America seems to have a distinct class of veterans who after going where Uncle Sam has told them to go, come back seriously traumatised; which is to be expected in the horrors of war. Uncle Sam however, doesn't seem to want to care very much for ex-service personnel when they return, and far too many end up with serious mental health issues and falling into homelessness. It as if Uncle Same himself, lets people fall through the cracks semi-deliberately.
It is almost as if the preamble to the US Constitution to 'provide for the general welfare' and 'secure the blessings of liberty' are the punchline to an unfunny joke; and as an afterthought, rather than the opening salvo to the constitution of a nation.

Admittedly we don't have that kind of super hyper patriotism in Australia because it would be seen as an act of withdrawing the mictruate. If someone were to ask us to 'support the troops', then we'd probably want to know why the DoD and DVA weren't doing their job. As for the RSL Association, their local branches are mostly in rude health and have become cathedrals to the pokies.

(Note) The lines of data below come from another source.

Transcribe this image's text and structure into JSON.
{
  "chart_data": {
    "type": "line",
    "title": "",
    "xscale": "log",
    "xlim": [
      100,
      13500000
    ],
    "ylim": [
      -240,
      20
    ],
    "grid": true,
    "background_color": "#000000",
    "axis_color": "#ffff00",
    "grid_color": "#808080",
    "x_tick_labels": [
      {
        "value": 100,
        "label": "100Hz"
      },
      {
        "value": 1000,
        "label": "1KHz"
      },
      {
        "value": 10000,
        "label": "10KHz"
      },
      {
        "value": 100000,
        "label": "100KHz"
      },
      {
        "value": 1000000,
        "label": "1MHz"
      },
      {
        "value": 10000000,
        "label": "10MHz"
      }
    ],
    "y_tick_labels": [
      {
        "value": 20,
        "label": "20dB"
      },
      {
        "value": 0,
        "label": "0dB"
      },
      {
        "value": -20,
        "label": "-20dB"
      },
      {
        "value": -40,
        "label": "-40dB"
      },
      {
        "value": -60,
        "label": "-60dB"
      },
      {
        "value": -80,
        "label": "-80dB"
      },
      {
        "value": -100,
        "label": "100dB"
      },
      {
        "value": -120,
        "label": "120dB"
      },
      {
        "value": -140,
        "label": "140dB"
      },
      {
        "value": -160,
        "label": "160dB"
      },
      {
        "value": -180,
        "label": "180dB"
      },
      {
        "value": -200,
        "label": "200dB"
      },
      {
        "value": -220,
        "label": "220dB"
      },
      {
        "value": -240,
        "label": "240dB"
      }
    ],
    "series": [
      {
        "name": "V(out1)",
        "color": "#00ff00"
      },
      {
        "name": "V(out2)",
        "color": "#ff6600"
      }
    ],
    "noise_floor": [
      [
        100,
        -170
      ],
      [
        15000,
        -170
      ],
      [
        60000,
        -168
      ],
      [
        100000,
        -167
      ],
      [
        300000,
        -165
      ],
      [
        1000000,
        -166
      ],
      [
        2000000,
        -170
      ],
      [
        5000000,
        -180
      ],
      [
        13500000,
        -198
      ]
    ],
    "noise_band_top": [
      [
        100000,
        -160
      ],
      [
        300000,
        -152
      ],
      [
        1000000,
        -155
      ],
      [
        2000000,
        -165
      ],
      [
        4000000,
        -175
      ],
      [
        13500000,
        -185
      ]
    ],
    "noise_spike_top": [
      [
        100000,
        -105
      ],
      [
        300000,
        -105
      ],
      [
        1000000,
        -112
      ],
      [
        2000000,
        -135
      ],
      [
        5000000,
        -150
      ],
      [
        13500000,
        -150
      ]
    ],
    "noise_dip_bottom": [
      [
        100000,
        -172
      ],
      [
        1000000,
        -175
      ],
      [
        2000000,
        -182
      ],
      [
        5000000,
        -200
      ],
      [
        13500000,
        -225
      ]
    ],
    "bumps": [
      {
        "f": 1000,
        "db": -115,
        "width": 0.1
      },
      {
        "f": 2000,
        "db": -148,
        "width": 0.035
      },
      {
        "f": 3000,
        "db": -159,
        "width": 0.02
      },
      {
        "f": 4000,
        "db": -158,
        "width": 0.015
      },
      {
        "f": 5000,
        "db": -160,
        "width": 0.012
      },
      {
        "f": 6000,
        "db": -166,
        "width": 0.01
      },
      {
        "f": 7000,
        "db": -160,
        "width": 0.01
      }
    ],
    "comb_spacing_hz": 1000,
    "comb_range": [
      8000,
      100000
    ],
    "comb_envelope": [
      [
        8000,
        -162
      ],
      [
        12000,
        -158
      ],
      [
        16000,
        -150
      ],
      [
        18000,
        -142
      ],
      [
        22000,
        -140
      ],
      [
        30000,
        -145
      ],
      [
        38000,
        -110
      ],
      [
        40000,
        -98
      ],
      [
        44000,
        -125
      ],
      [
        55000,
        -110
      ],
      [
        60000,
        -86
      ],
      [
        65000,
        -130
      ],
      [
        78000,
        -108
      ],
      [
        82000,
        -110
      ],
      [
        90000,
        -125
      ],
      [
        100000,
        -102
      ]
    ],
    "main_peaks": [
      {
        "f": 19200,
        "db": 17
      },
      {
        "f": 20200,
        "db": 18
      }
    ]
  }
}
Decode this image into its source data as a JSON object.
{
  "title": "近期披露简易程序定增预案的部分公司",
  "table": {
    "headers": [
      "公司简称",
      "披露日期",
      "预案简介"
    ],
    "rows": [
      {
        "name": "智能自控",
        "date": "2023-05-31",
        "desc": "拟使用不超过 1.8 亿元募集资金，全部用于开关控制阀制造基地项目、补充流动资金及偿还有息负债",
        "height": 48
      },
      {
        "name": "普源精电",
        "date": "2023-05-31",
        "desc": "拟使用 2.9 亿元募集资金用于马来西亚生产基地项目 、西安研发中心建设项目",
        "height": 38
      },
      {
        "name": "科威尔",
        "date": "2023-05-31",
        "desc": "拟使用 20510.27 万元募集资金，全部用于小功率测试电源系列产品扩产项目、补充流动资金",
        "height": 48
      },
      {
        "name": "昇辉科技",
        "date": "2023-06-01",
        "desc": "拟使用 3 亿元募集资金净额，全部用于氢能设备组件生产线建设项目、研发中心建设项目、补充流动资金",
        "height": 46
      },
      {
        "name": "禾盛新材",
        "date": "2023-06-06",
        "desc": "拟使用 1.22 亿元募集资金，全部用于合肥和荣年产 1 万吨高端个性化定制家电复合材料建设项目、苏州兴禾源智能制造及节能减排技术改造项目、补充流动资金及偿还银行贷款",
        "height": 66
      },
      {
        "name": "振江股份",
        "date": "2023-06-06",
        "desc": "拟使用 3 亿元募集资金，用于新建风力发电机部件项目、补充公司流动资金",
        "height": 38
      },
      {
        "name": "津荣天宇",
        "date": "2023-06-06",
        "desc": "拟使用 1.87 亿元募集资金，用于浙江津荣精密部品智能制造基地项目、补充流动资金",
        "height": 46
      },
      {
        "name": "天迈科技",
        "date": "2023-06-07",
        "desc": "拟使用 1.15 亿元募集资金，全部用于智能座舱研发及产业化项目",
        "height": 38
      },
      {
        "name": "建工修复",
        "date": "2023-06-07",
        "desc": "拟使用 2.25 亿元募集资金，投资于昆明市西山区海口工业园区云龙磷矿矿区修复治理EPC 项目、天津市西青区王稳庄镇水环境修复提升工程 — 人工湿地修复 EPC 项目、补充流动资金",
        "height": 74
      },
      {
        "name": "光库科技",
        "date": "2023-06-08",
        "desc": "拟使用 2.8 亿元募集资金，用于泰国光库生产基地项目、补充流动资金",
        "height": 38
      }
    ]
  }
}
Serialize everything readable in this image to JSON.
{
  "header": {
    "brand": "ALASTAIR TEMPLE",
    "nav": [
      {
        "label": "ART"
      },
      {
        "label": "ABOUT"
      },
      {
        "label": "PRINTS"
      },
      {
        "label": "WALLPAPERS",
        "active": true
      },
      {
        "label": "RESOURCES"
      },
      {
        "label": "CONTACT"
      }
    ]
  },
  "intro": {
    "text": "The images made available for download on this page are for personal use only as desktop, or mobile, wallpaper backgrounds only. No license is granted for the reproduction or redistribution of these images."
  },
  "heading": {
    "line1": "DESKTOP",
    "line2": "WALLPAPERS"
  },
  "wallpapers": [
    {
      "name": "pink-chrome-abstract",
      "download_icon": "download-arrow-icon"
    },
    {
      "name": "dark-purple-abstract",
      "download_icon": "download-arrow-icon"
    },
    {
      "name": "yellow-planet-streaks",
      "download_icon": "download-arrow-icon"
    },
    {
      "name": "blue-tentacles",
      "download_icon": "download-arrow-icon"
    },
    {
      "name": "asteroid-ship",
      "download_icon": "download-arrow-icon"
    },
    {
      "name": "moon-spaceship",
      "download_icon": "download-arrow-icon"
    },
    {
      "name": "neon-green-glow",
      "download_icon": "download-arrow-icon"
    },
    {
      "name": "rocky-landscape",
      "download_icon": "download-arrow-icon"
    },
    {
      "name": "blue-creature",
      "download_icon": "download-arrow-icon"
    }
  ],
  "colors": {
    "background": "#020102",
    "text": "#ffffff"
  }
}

I do not know to what degree the VA or the Legionaries in the United States have support from the government but I imagine that it is as inadequate as the current policy of supporting the troops.

The call to 'support the troops' just seems hollow to me. From the outside it looks very much like a campaign by Coca-Cola, which is catchy, and sells stickers but actually achieves very little. The Congress doesn't appear to be willing to fix any problems; as they're on the take from people who want to cause wars, so that they can sell arms.
This is case of where your heart lies, there your treasure shall be also. America likes to say 'support the troops' but her treasure is elsewhere. Uncle Sam yells louder than Columbia, who it must be said is taking a nap.